LA CONSTRUCCIÓN DEL HOMBRE NUEVO
Quizá parezca extemporáneo, o parte de una discusión ya perimida, sin embargo las condiciones objetivas y subjetivas —como acostumbraba a decirse en ciertos cursos políticos de antaño— hacen que aquella idea del hombre nuevo hoy pueda retomarse, aunque bajo otros supuestos, acordes a este tiempo histórico y que incluye una nueva agenda de derechos.

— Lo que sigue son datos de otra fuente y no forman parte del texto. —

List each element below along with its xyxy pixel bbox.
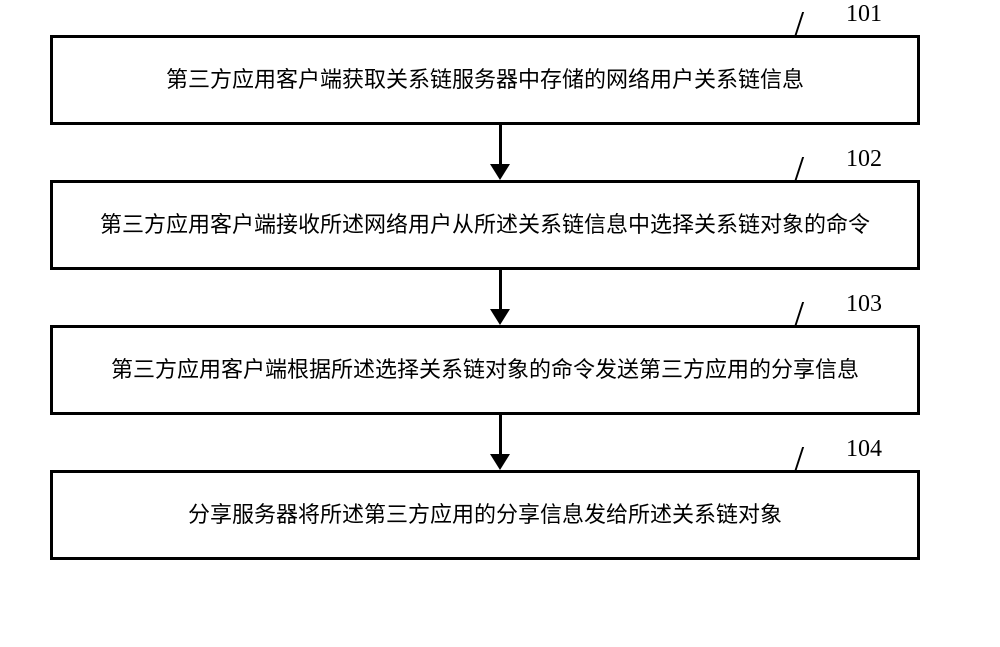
step-text: 第三方应用客户端获取关系链服务器中存储的网络用户关系链信息 [166,65,804,96]
step-box-103: 第三方应用客户端根据所述选择关系链对象的命令发送第三方应用的分享信息 [50,325,920,415]
arrow-shaft [499,125,502,167]
step-101: 101 第三方应用客户端获取关系链服务器中存储的网络用户关系链信息 [50,35,950,125]
step-104: 104 分享服务器将所述第三方应用的分享信息发给所述关系链对象 [50,470,950,560]
label-connector [794,12,830,37]
arrow-head-icon [490,454,510,470]
step-box-101: 第三方应用客户端获取关系链服务器中存储的网络用户关系链信息 [50,35,920,125]
step-label-104: 104 [846,436,882,463]
flowchart-container: 101 第三方应用客户端获取关系链服务器中存储的网络用户关系链信息 102 第三… [50,35,950,560]
arrow-head-icon [490,309,510,325]
step-102: 102 第三方应用客户端接收所述网络用户从所述关系链信息中选择关系链对象的命令 [50,180,950,270]
arrow-head-icon [490,164,510,180]
arrow-shaft [499,270,502,312]
step-box-104: 分享服务器将所述第三方应用的分享信息发给所述关系链对象 [50,470,920,560]
step-box-102: 第三方应用客户端接收所述网络用户从所述关系链信息中选择关系链对象的命令 [50,180,920,270]
step-text: 分享服务器将所述第三方应用的分享信息发给所述关系链对象 [188,500,782,531]
step-103: 103 第三方应用客户端根据所述选择关系链对象的命令发送第三方应用的分享信息 [50,325,950,415]
step-label-103: 103 [846,291,882,318]
step-text: 第三方应用客户端接收所述网络用户从所述关系链信息中选择关系链对象的命令 [100,210,870,241]
step-text: 第三方应用客户端根据所述选择关系链对象的命令发送第三方应用的分享信息 [111,355,859,386]
step-label-102: 102 [846,146,882,173]
arrow-shaft [499,415,502,457]
step-label-101: 101 [846,1,882,28]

La lectura de la primera novela de la escritora uruguaya radicada en Barcelona, Cristina Peri Rossi, que nos narra el declive de la burguesía nacional, plantea el tema de la revolución y de las armas, y, por supuesto, de la necesidad de la construcción del hombre nuevo.
Sin embargo, lo primero que debo atender es que tengo una edición de 1969 correspondiente a la Biblioteca de Marcha, y ya este elemento —junto con la premiación de la obra en el Primer Premio de Novela (I), del concurso Treinta Años de Marcha, que ameritó su publicación— me da la sensación de tener entre manos algo que interactuará con la propia novela, de algo que es parte de la Historia.

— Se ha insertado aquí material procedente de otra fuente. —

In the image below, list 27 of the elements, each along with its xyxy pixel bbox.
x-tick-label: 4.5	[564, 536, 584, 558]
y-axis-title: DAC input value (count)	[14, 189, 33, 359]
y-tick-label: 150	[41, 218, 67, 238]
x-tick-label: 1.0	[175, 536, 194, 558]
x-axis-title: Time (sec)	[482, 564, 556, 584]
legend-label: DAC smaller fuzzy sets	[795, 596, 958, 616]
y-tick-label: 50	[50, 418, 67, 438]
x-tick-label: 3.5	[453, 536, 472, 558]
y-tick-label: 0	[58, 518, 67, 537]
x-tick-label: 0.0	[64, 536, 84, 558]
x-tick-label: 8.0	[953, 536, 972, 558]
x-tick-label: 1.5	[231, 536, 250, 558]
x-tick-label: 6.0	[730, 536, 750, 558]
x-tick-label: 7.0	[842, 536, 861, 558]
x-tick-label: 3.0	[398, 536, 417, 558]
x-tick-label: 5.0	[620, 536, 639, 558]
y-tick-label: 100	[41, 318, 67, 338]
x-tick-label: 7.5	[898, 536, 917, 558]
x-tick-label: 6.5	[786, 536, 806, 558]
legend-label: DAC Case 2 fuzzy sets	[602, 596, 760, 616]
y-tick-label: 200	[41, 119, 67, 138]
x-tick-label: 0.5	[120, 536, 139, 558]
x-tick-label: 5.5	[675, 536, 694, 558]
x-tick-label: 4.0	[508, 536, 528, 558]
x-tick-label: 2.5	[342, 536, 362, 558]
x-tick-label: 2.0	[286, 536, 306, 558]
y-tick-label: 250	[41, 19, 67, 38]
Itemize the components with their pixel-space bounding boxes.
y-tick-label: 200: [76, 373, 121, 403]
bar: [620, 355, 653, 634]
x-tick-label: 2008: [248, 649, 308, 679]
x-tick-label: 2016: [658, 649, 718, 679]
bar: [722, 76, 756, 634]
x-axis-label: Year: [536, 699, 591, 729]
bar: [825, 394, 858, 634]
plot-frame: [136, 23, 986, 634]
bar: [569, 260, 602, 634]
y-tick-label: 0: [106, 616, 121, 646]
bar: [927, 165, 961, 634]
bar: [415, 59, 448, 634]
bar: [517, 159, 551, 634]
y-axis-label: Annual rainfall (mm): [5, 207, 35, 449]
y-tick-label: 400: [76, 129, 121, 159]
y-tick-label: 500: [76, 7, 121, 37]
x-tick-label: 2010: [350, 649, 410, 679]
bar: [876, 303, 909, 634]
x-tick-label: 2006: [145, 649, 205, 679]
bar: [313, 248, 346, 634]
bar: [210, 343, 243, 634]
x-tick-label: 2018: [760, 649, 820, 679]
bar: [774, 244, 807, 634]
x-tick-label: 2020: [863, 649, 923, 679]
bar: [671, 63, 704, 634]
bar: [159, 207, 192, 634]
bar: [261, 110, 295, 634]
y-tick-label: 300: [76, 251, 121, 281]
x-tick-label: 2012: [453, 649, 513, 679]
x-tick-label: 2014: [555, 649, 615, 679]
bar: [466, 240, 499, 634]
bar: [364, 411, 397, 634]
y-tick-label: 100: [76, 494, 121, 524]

Y es así, porque aquí hay todo un discurrir de elementos de los años sesenta, fermentales y explosivos, tanto en la forma como en el contenido, y nos sitúan en una historia que ocurre en el mismo tiempo histórico que narra.
Quiero decir, la publicación, por ejemplo, sale a luz en un periodo de Medidas Prontas de Seguridad y, además, el país vivía una real convulsión social, producto del fin del ciclo de las “vacas gordas”, el desempleo y la crisis económica, y el tema de las guerrillas estaba planteado con una realidad arrolladora, a tono con lo que pasaba en toda América Latina.

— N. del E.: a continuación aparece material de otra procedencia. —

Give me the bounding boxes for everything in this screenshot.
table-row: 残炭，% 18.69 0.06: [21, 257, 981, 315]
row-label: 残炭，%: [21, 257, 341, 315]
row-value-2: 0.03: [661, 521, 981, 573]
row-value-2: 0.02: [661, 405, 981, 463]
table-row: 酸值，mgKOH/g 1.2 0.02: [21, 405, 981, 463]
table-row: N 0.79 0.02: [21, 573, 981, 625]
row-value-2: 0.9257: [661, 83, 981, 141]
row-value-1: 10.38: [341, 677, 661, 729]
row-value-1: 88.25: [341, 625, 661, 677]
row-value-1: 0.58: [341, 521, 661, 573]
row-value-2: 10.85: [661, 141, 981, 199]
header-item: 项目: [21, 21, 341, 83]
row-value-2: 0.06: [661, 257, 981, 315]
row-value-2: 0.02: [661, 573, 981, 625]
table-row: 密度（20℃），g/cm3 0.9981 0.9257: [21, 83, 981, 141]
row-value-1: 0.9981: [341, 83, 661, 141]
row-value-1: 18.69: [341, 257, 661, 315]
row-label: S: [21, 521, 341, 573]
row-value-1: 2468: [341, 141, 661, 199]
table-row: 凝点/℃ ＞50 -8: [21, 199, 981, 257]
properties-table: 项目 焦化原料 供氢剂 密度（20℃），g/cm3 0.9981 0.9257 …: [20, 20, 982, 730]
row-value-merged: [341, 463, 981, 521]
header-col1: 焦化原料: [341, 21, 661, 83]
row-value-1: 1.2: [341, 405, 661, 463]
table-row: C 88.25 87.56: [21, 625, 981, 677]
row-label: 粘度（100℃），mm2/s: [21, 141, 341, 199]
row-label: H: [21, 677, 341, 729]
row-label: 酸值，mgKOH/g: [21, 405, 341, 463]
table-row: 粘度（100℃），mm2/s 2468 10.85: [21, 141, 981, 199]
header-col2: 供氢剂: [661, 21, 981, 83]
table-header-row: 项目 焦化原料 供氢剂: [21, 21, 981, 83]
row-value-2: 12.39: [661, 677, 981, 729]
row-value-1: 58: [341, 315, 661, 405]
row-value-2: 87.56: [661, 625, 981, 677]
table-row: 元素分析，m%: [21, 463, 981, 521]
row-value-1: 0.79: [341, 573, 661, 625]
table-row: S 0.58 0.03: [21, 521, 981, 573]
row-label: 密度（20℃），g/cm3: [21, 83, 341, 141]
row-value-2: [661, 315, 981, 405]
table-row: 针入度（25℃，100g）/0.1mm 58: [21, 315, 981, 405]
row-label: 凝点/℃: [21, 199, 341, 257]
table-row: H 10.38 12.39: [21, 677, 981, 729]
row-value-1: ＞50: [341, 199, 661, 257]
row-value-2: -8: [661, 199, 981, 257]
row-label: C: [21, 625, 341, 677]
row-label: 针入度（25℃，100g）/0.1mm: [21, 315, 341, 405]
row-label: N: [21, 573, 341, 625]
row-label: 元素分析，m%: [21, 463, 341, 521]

La autora se inscribe dentro del “boom”, que fue un fenómeno cultural, social y literario editorial que surgió entre los años 1960 y 1970, y significó principalmente una nueva forma de hacer literatura, a menudo experimental y de renovación de los recursos estilísticos. Su característica principal, en cuanto al estilo, es el realismo mágico y la ficción histórica y, detrás de ello —con el apoyo entusiasta de un grupo importante de escritores—, como elemento relevante que configura el momento histórico del nacimiento de este movimiento cultural, está la revolución cubana y su impacto tanto en América Latina como en el llamado Tercer Mundo.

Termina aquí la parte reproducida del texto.